Detailed tutorial on labeling NER data using doccano
Description:
- First published: 2024-10-12
- References:
- /zjunlp/DeepKE/blob/main/README_TAG_CN.md
- /doccano/tutorial/
- /GongYangXianShen/article/details/137270106 (converted to BIO format)
Deploying doccano
/doccano/doccano There are instructions on how to deploy.
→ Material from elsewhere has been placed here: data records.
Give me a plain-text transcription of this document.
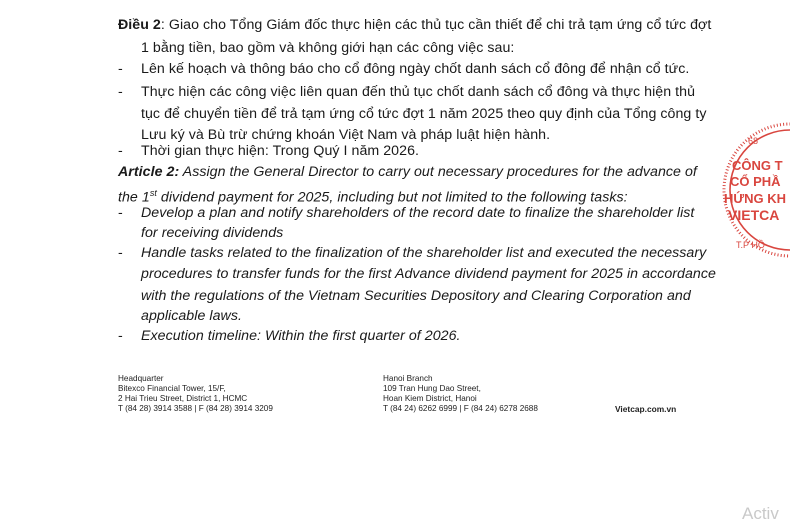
Điều 2: Giao cho Tổng Giám đốc thực hiện các thủ tục cần thiết để chi trả tạm ứng cổ tức đợt
1 bằng tiền, bao gồm và không giới hạn các công việc sau:
- Lên kế hoạch và thông báo cho cổ đông ngày chốt danh sách cổ đông để nhận cổ tức.
- Thực hiện các công việc liên quan đến thủ tục chốt danh sách cổ đông và thực hiện thủ
tục để chuyển tiền để trả tạm ứng cổ tức đợt 1 năm 2025 theo quy định của Tổng công ty
Lưu ký và Bù trừ chứng khoán Việt Nam và pháp luật hiện hành.
- Thời gian thực hiện: Trong Quý I năm 2026.
Article 2: Assign the General Director to carry out necessary procedures for the advance of
the 1st dividend payment for 2025, including but not limited to the following tasks:
- Develop a plan and notify shareholders of the record date to finalize the shareholder list
for receiving dividends
- Handle tasks related to the finalization of the shareholder list and executed the necessary
procedures to transfer funds for the first Advance dividend payment for 2025 in accordance
with the regulations of the Vietnam Securities Depository and Clearing Corporation and
applicable laws.
- Execution timeline: Within the first quarter of 2026.
68
CÔNG T
CỔ PHẦ
HỨNG KH
VIETCA
T.P HỒ
Headquarter
Bitexco Financial Tower, 15/F,
2 Hai Trieu Street, District 1, HCMC
T (84 28) 3914 3588 | F (84 28) 3914 3209
Hanoi Branch
109 Tran Hung Dao Street,
Hoan Kiem District, Hanoi
T (84 24) 6262 6999 | F (84 24) 6278 2688	Vietcap.com.vn
Activ
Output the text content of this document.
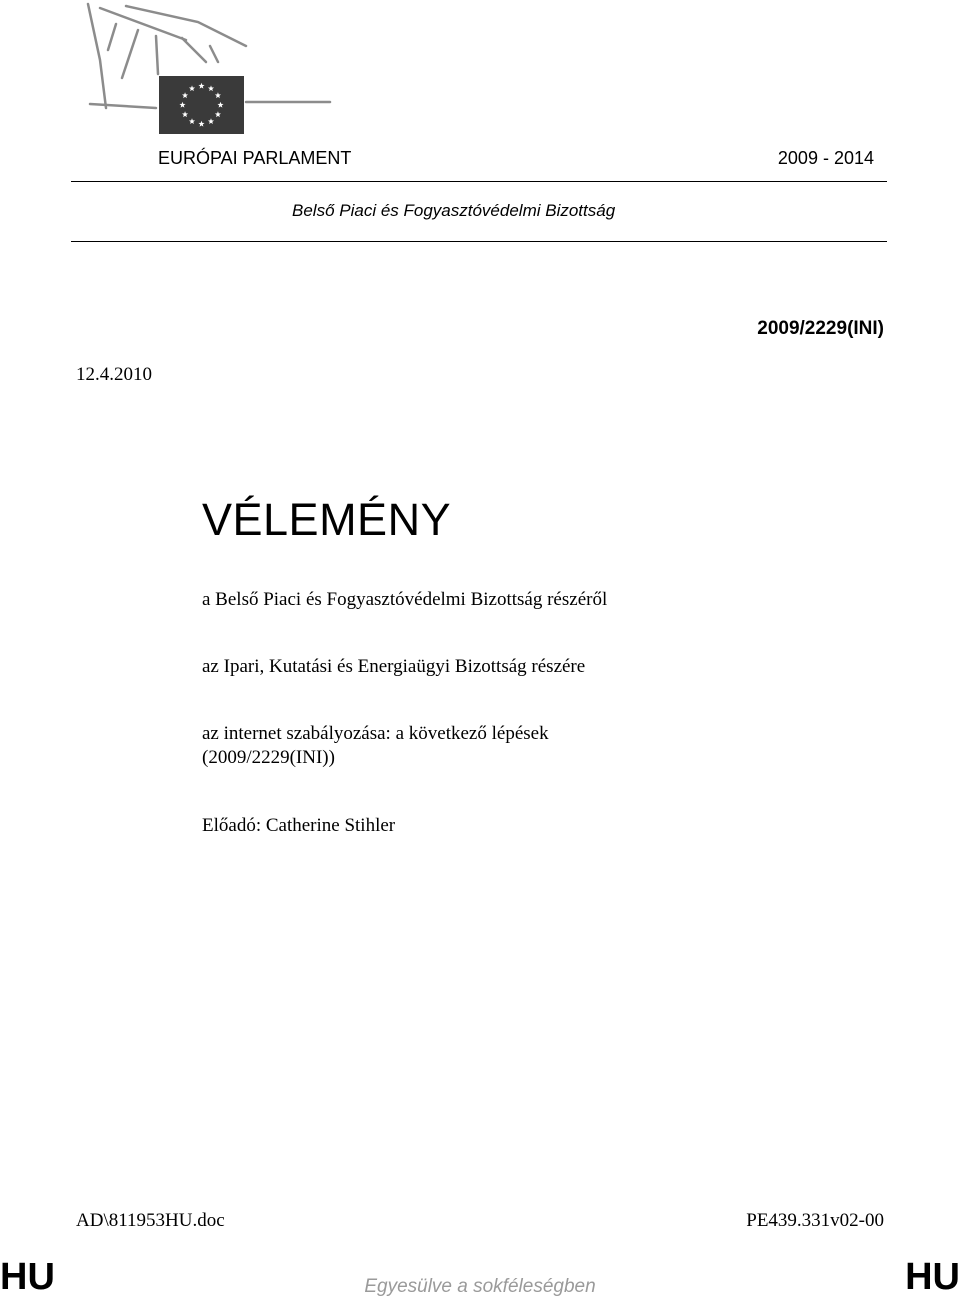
EURÓPAI PARLAMENT	2009 - 2014
Belső Piaci és Fogyasztóvédelmi Bizottság
2009/2229(INI)
12.4.2010
VÉLEMÉNY
a Belső Piaci és Fogyasztóvédelmi Bizottság részéről
az Ipari, Kutatási és Energiaügyi Bizottság részére
az internet szabályozása: a következő lépések
(2009/2229(INI))
Előadó: Catherine Stihler
AD\811953HU.doc	PE439.331v02-00
HU	Egyesülve a sokféleségben	HU
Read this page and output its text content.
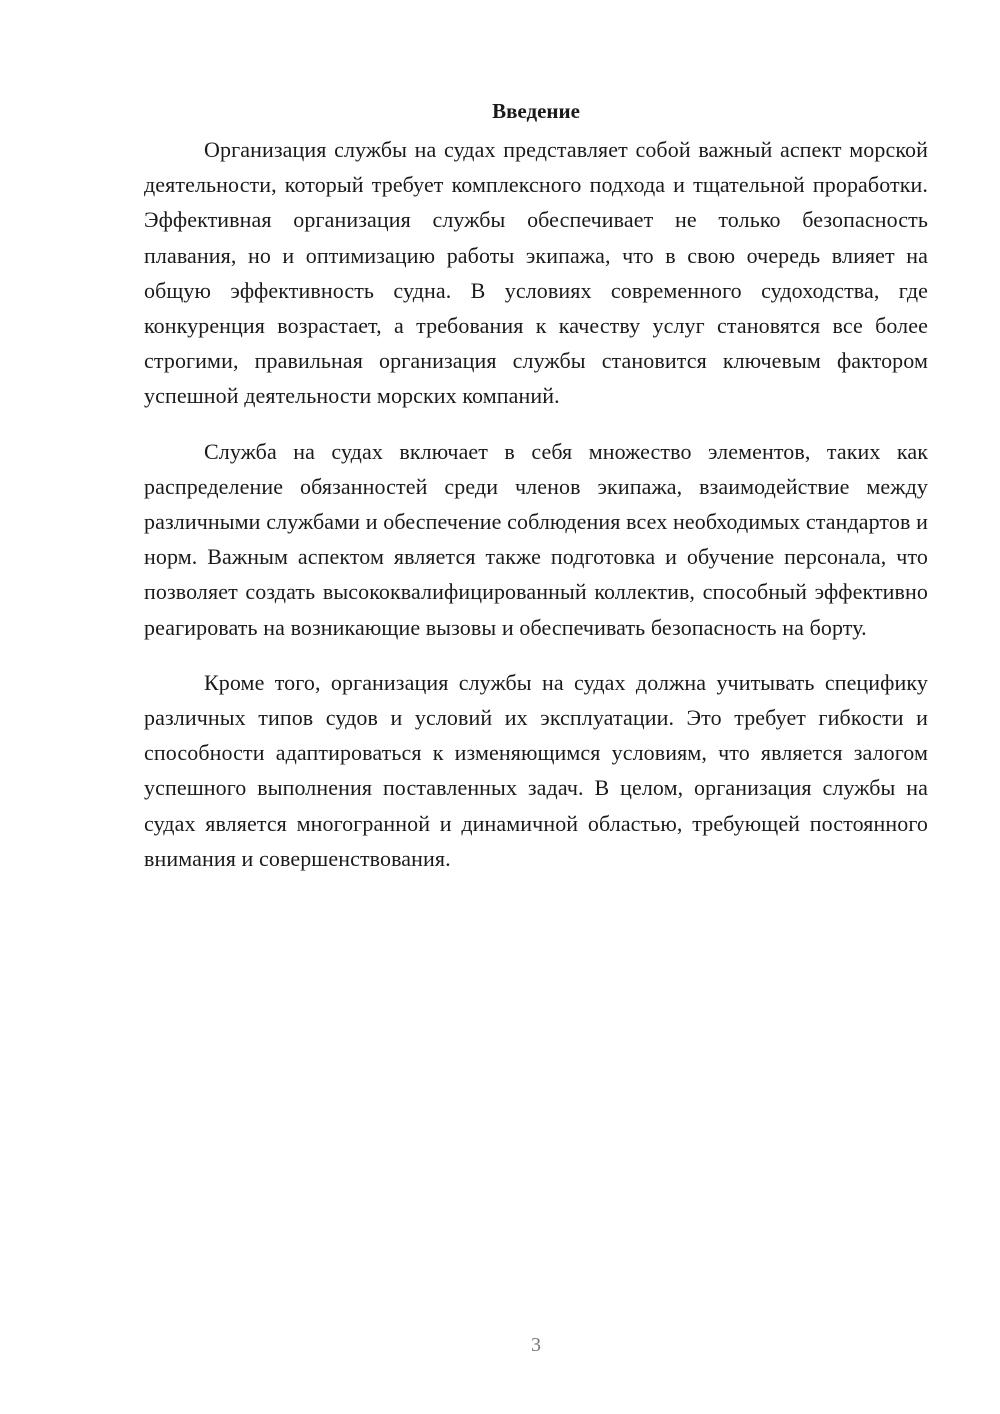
Введение

Организация службы на судах представляет собой важный аспект морской деятельности, который требует комплексного подхода и тщательной проработки. Эффективная организация службы обеспечивает не только безопасность плавания, но и оптимизацию работы экипажа, что в свою очередь влияет на общую эффективность судна. В условиях современного судоходства, где конкуренция возрастает, а требования к качеству услуг становятся все более строгими, правильная организация службы становится ключевым фактором успешной деятельности морских компаний.

Служба на судах включает в себя множество элементов, таких как распределение обязанностей среди членов экипажа, взаимодействие между различными службами и обеспечение соблюдения всех необходимых стандартов и норм. Важным аспектом является также подготовка и обучение персонала, что позволяет создать высококвалифицированный коллектив, способный эффективно реагировать на возникающие вызовы и обеспечивать безопасность на борту.

Кроме того, организация службы на судах должна учитывать специфику различных типов судов и условий их эксплуатации. Это требует гибкости и способности адаптироваться к изменяющимся условиям, что является залогом успешного выполнения поставленных задач. В целом, организация службы на судах является многогранной и динамичной областью, требующей постоянного внимания и совершенствования.

3
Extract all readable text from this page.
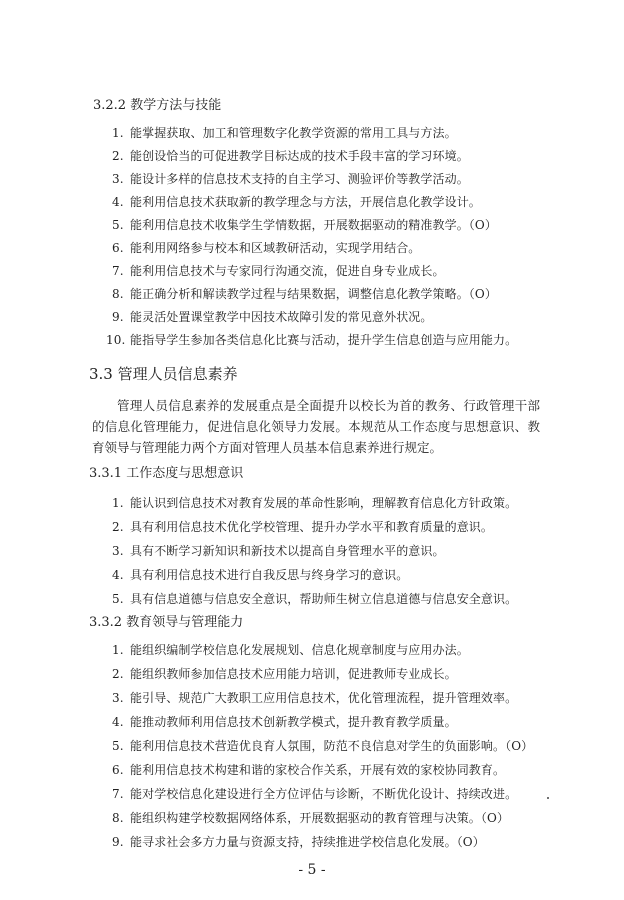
3.2.2 教学方法与技能
1. 能掌握获取、加工和管理数字化教学资源的常用工具与方法。
2. 能创设恰当的可促进教学目标达成的技术手段丰富的学习环境。
3. 能设计多样的信息技术支持的自主学习、测验评价等教学活动。
4. 能利用信息技术获取新的教学理念与方法，开展信息化教学设计。
5. 能利用信息技术收集学生学情数据，开展数据驱动的精准教学。（O）
6. 能利用网络参与校本和区域教研活动，实现学用结合。
7. 能利用信息技术与专家同行沟通交流，促进自身专业成长。
8. 能正确分析和解读教学过程与结果数据，调整信息化教学策略。（O）
9. 能灵活处置课堂教学中因技术故障引发的常见意外状况。
10. 能指导学生参加各类信息化比赛与活动，提升学生信息创造与应用能力。
3.3 管理人员信息素养
管理人员信息素养的发展重点是全面提升以校长为首的教务、行政管理干部的信息化管理能力，促进信息化领导力发展。本规范从工作态度与思想意识、教育领导与管理能力两个方面对管理人员基本信息素养进行规定。
3.3.1 工作态度与思想意识
1. 能认识到信息技术对教育发展的革命性影响，理解教育信息化方针政策。
2. 具有利用信息技术优化学校管理、提升办学水平和教育质量的意识。
3. 具有不断学习新知识和新技术以提高自身管理水平的意识。
4. 具有利用信息技术进行自我反思与终身学习的意识。
5. 具有信息道德与信息安全意识，帮助师生树立信息道德与信息安全意识。
3.3.2 教育领导与管理能力
1. 能组织编制学校信息化发展规划、信息化规章制度与应用办法。
2. 能组织教师参加信息技术应用能力培训，促进教师专业成长。
3. 能引导、规范广大教职工应用信息技术，优化管理流程，提升管理效率。
4. 能推动教师利用信息技术创新教学模式，提升教育教学质量。
5. 能利用信息技术营造优良育人氛围，防范不良信息对学生的负面影响。（O）
6. 能利用信息技术构建和谐的家校合作关系，开展有效的家校协同教育。
7. 能对学校信息化建设进行全方位评估与诊断，不断优化设计、持续改进。
8. 能组织构建学校数据网络体系，开展数据驱动的教育管理与决策。（O）
9. 能寻求社会多方力量与资源支持，持续推进学校信息化发展。（O）
- 5 -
For example, using Docker to deploy:
docker run --name doccano \
-d --restart always \
-e "ADMIN_USERNAME=admin" \
-e "ADMIN_EMAIL=admin@" \
-e "ADMIN_PASSWORD=password" \
-v doccano-db:/data \
-p 8001:8000 doccano/doccano
Create User
There is only one user by default, we need to open the ADMIN page to add a new user.
After the main URL add/admin/
Then open the ADMIN page (note that the trailing slash is required) and click on theAdd
:
After adding the username and password information, clickSAVE
to save:
How to do NER labeling
Create a project
The default interface is in English, you can switch to Chinese if you are not used to English:
Then click on Login and enter your username and password to log in, after you have logged in:
strike (on the keyboard)establish
, it will jump to the following page:
Click to selectSerial labeling
(Sequence Labeling), then enter the necessary information such as the name and configure other attributes as needed:
strike (on the keyboard)establish
, jump to the following page:
Importing data sets
Click on the left side of thedata set
Button:
Move the mouse to themanipulate
Button:
Click Import Dataset:
doccano
Several formats of text are supported, and their differences are listed below:
-
Textfile
: The uploaded file istxt
format, when marking a wholetxt
The document is displayed as one page of content; -
Textline
: The uploaded file istxt
format, when markingtxt
A line of text in a document is displayed as a page of content; -
JSONL
:JSON Lines
The shorthand for each line is a validJSON
Value; -
CoNLL
:CoNLL
A file formatted with a series of tab-delimited words on each line;
Upload a TXT file:
After clicking Import:
Define Tags
Click on the left side of thetab (of a window) (computing)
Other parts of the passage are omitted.